Cybersecurity Grabs the Big Data Spotlight Jan 11, 2017
For all the good that big data can bring your company, it also introduces certain risks. Thanks to a growing awareness about the importance of cybersecurity as a result of recent high-profile breaches, businesses will have a harder time ignoring these risks in 2017, technology executives say.
While security professionals have been sounding the alarm over too-lax security policies for years, those calls have largely fallen on deaf ears at the c-level—in the C-suite as well as among consumers. However, the wider population was treated to a wakeup call about the troubling state of cybersecurity during the 2016 political campaign season.
For starters, American intelligence agencies say a group of Russian hackers known as “Fancy Bear” compromised servers owned by the Democratic Party and released information in an attempt to influence the election. And last month, Chinese hackers, perhaps those affiliated with the community government’s infamous PLA Unit 61398, are accused of targeting a US aircraft carrier in an attempt to steal data. American companies and government agencies have been fighting cyberwars for years, and now the secret is out.

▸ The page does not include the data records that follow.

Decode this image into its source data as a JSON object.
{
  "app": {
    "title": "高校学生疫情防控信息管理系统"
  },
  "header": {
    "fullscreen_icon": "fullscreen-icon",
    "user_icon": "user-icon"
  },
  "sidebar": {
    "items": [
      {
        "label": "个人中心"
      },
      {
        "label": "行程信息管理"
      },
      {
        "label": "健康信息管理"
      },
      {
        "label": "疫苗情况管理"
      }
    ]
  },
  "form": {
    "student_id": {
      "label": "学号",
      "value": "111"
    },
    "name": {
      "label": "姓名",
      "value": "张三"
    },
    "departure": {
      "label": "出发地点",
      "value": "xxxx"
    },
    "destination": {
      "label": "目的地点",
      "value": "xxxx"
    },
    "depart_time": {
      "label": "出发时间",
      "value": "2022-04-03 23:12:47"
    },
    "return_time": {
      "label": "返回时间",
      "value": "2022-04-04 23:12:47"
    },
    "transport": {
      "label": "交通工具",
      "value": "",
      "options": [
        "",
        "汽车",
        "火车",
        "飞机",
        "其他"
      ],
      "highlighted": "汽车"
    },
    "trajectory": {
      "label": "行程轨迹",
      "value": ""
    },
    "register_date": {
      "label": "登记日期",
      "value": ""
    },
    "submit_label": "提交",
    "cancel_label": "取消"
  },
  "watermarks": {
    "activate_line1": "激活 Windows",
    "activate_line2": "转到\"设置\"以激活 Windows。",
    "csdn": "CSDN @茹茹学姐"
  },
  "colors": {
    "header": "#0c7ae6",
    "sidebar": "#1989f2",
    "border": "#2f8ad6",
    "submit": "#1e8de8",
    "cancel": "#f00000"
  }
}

The premise of this war is simple. If you find data valuable, then it’s likely somebody else will find it valuable too. Raw data is essentially a commodity today that organizations of all stripes can buy, sell, and trade on legitimate and black markets. But the digital nature of this commodity is what makes it so potentially dangerous. While physical commodities like wheat and coal are shipped via supertankers, trucks, and airplanes, data moves easily over the Internet.
Signs point to a growing awareness of the vulnerability of computer systems, storage, and networks, among general consumers as well as technology leaders charged with ensuring the safety of applications and data. Whether your organization stores data on relational or NoSQL databases, distributed or object-based file systems, the security of that data will likely be scrutinized this year like never before.
Hadoop—which was originally developed without built-in security controls– will definitely be getting some attention this year, according to Balaji Thiagarajan, group vice president of big data at Oracle.
“Hadoop security is no longer optional,” Thiagarajan says. “Hadoop deployments and use cases are no longer predominantly experimental. Increasingly, they’re business-critical to organizations like yours. As such, Hadoop security is non-optional. You can expect to deploy multilevel security solutions for your big data projects in the future.”
While the Hadoop community is making fast progress in retrofitting the big data platform with security capabilities via open source projects like Apache Sentry, Apache Ranger, Project Rhino—as well as through proprietary projects like Cloudera Manager and vendors like Zaloni, Dataguise, Zettaset, and others—additional care must be taken by the Hadoop user to ensure the data is used in a secure manner.
“Security concerns will force enterprises to take a second look at their data lake initiatives,” says Steve Wilkes, co-founder and CTO at real-time analytics provider Striim. “Current practices that dump raw log files with unknown and potentially sensitive information into Hadoop will be replaced by systematic data classification, encryption, and obfuscation of all long-term data storage.”